The Third Place. The place between home and work. Surrounded by the buzz of humanity, alone yet not alone, with just the right music in the air. A nice working environment that doesn’t entirely make you feel that you’re at work. The meeting point of work and play. The casualness of home but the formality of work when needed. And of course, a nice hot beverage to keep the gears spinning.
Good Morning everyone! It’s a nice looking Sunday in PJ as I type this to you on my iPad at Starbucks, my Café Mocha just waiting. Feeling a little tired and brain a little foggy, so please pardon me of this piece isn’t up to par.
The week was quite a fun one, but it flew by, just one more week before classes start again. It was a mix of family, a little pinch of Game of Thrones strategy, a little alcohol on the side (ok maybe not a little), heart to hearts, childishness, roaming around & per hour wages.
Life is a journey, and of course along the way we grow… never do I become as aware of how much I have grown as when I am with my cousin. Whenever we are back together, we are kids again, for most of the time.
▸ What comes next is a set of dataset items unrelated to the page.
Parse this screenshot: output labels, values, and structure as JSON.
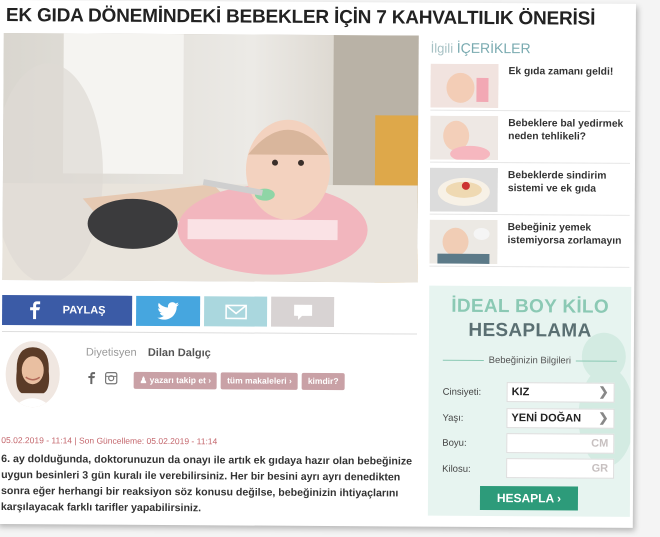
{
  "article": {
    "title": "EK GIDA DÖNEMİNDEKİ BEBEKLER İÇİN 7 KAHVALTILIK ÖNERİSİ",
    "date": "05.02.2019 - 11:14 | Son Güncelleme: 05.02.2019 - 11:14",
    "body": "6. ay dolduğunda, doktorunuzun da onayı ile artık ek gıdaya hazır olan bebeğinize uygun besinleri 3 gün kuralı ile verebilirsiniz. Her bir besini ayrı ayrı denedikten sonra eğer herhangi bir reaksiyon söz konusu değilse, bebeğinizin ihtiyaçlarını karşılayacak farklı tarifler yapabilirsiniz."
  },
  "share": {
    "facebook_label": "PAYLAŞ"
  },
  "author": {
    "role": "Diyetisyen",
    "name": "Dilan Dalgıç",
    "follow_label": "yazarı takip et ›",
    "articles_label": "tüm makaleleri ›",
    "who_label": "kimdir?"
  },
  "related": {
    "heading_prefix": "İlgili",
    "heading_main": "İÇERİKLER",
    "items": [
      {
        "title": "Ek gıda zamanı geldi!"
      },
      {
        "title": "Bebeklere bal yedirmek neden tehlikeli?"
      },
      {
        "title": "Bebeklerde sindirim sistemi ve ek gıda"
      },
      {
        "title": "Bebeğiniz yemek istemiyorsa zorlamayın"
      }
    ]
  },
  "calculator": {
    "title1": "İDEAL BOY KİLO",
    "title2": "HESAPLAMA",
    "subtitle": "Bebeğinizin Bilgileri",
    "gender_label": "Cinsiyeti:",
    "gender_value": "KIZ",
    "age_label": "Yaşı:",
    "age_value": "YENİ DOĞAN",
    "height_label": "Boyu:",
    "height_unit": "CM",
    "weight_label": "Kilosu:",
    "weight_unit": "GR",
    "button_label": "HESAPLA ›"
  },
  "colors": {
    "facebook": "#3b5ba6",
    "twitter": "#46a6df",
    "mail": "#aad7de",
    "comment": "#d8d3d3",
    "tag": "#c9a1a6",
    "calc_bg": "#e7f4f0",
    "calc_button": "#2d9b7a"
  }
}
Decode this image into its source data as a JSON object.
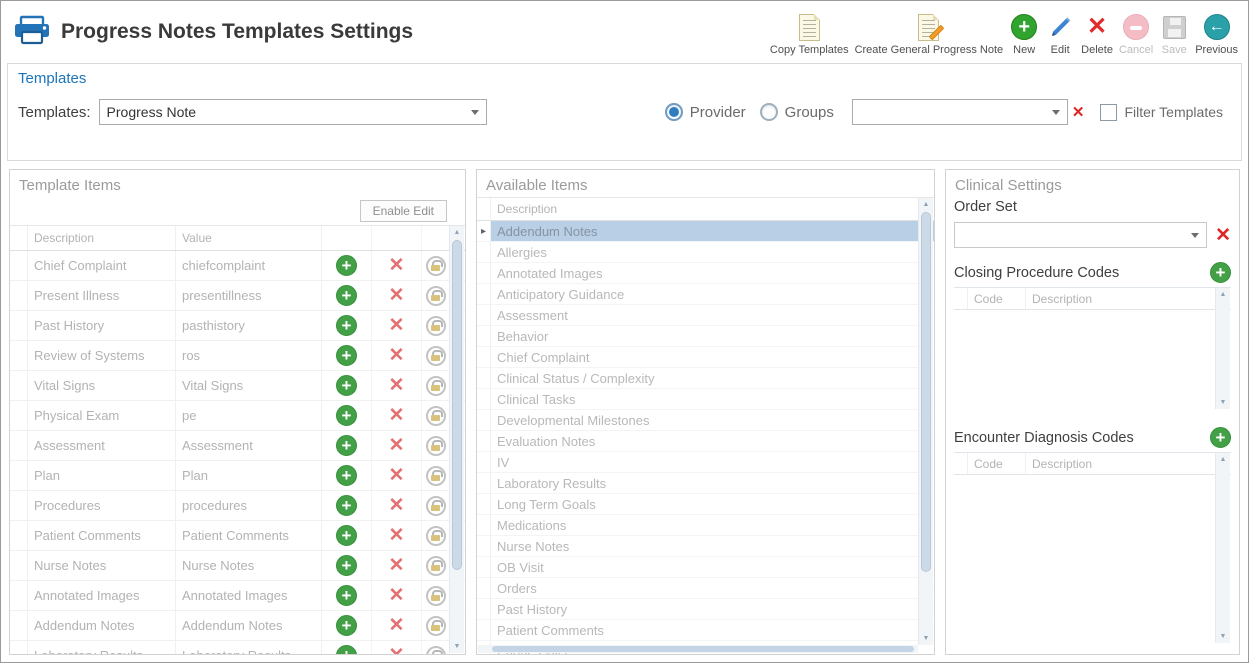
{
  "window": {
    "title": "Progress Notes Templates Settings"
  },
  "toolbar": {
    "items": [
      {
        "label": "Copy Templates",
        "enabled": true
      },
      {
        "label": "Create General Progress Note",
        "enabled": true
      },
      {
        "label": "New",
        "enabled": true
      },
      {
        "label": "Edit",
        "enabled": true
      },
      {
        "label": "Delete",
        "enabled": true
      },
      {
        "label": "Cancel",
        "enabled": false
      },
      {
        "label": "Save",
        "enabled": false
      },
      {
        "label": "Previous",
        "enabled": true
      }
    ]
  },
  "templates_section": {
    "heading": "Templates",
    "label": "Templates:",
    "selected_template": "Progress Note",
    "provider_label": "Provider",
    "groups_label": "Groups",
    "provider_selected": true,
    "groups_selected": false,
    "filter_value": "",
    "filter_checkbox_label": "Filter Templates",
    "filter_checked": false
  },
  "template_items": {
    "title": "Template Items",
    "enable_edit_label": "Enable Edit",
    "columns": {
      "description": "Description",
      "value": "Value"
    },
    "rows": [
      {
        "description": "Chief Complaint",
        "value": "chiefcomplaint"
      },
      {
        "description": "Present Illness",
        "value": "presentillness"
      },
      {
        "description": "Past History",
        "value": "pasthistory"
      },
      {
        "description": "Review of Systems",
        "value": "ros"
      },
      {
        "description": "Vital Signs",
        "value": "Vital Signs"
      },
      {
        "description": "Physical Exam",
        "value": "pe"
      },
      {
        "description": "Assessment",
        "value": "Assessment"
      },
      {
        "description": "Plan",
        "value": "Plan"
      },
      {
        "description": "Procedures",
        "value": "procedures"
      },
      {
        "description": "Patient Comments",
        "value": "Patient Comments"
      },
      {
        "description": "Nurse Notes",
        "value": "Nurse Notes"
      },
      {
        "description": "Annotated Images",
        "value": "Annotated Images"
      },
      {
        "description": "Addendum Notes",
        "value": "Addendum Notes"
      },
      {
        "description": "Laboratory Results",
        "value": "Laboratory Results"
      }
    ]
  },
  "available_items": {
    "title": "Available Items",
    "column_header": "Description",
    "selected_item": "Addendum Notes",
    "items": [
      "Addendum Notes",
      "Allergies",
      "Annotated Images",
      "Anticipatory Guidance",
      "Assessment",
      "Behavior",
      "Chief Complaint",
      "Clinical Status / Complexity",
      "Clinical Tasks",
      "Developmental Milestones",
      "Evaluation Notes",
      "IV",
      "Laboratory Results",
      "Long Term Goals",
      "Medications",
      "Nurse Notes",
      "OB Visit",
      "Orders",
      "Past History",
      "Patient Comments",
      "Phone Calls"
    ]
  },
  "clinical_settings": {
    "title": "Clinical Settings",
    "order_set_label": "Order Set",
    "order_set_value": "",
    "closing_codes_label": "Closing Procedure Codes",
    "encounter_codes_label": "Encounter Diagnosis Codes",
    "codes_columns": {
      "code": "Code",
      "description": "Description"
    },
    "closing_codes_rows": [],
    "encounter_codes_rows": []
  },
  "colors": {
    "accent_blue": "#1b75bb",
    "action_green": "#43a047",
    "action_red": "#e05c5c",
    "previous_teal": "#2aa0a8",
    "selected_row": "#b9cfe6"
  }
}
Our relationship was full of idiocies, fun and other things like that, but over the past year it has matured. Our relationship has taken on a new level, one that is partially fuelled by flammable substances. We made a joke that we were now 8 year olds with access to alcohol, which does explain a part of the new dynamic, and the other part is one of mutual respect & growth. The dynamic is no longer exclusively owned by the minds of two children, but by two maturing minds trying to find a balance between childish behaviour and growing up.
In a way, I guess this exemplifies another more widespread dilemma, the fight between saving ones inner child in a world of continuous hurdles, pessimism and seriousness. Can one enjoy the little pleasures and fun as a child would as one grows up? Well, I will certainly try to. I’ve seen people who have done it, and I want to live like them. I don’t want to be a grumpy old man, or a person that is too serious. I want my journey to be fun (yes I know it won’t be all fun, I learnt that a while back), I want the fun times to be epic so that when I look back, I look at them instead of the all the hurdles. Yes I want to learn from all the falls, but I don’t want to look back at my life when I’m old and remember the hard times, sure the hard times are vital for growth but they aren’t the first things you want to rethink about when you reminisce. But maybe, that’s just me.
The week has been good, could have been more productive but overall I’m happy with it. Just want the coming week to be filled with earlier mornings, less fatigue, more swimming, better sleep, about 16 hours at Machines, laughter, fun & more awesome memories…. maybe a road trip?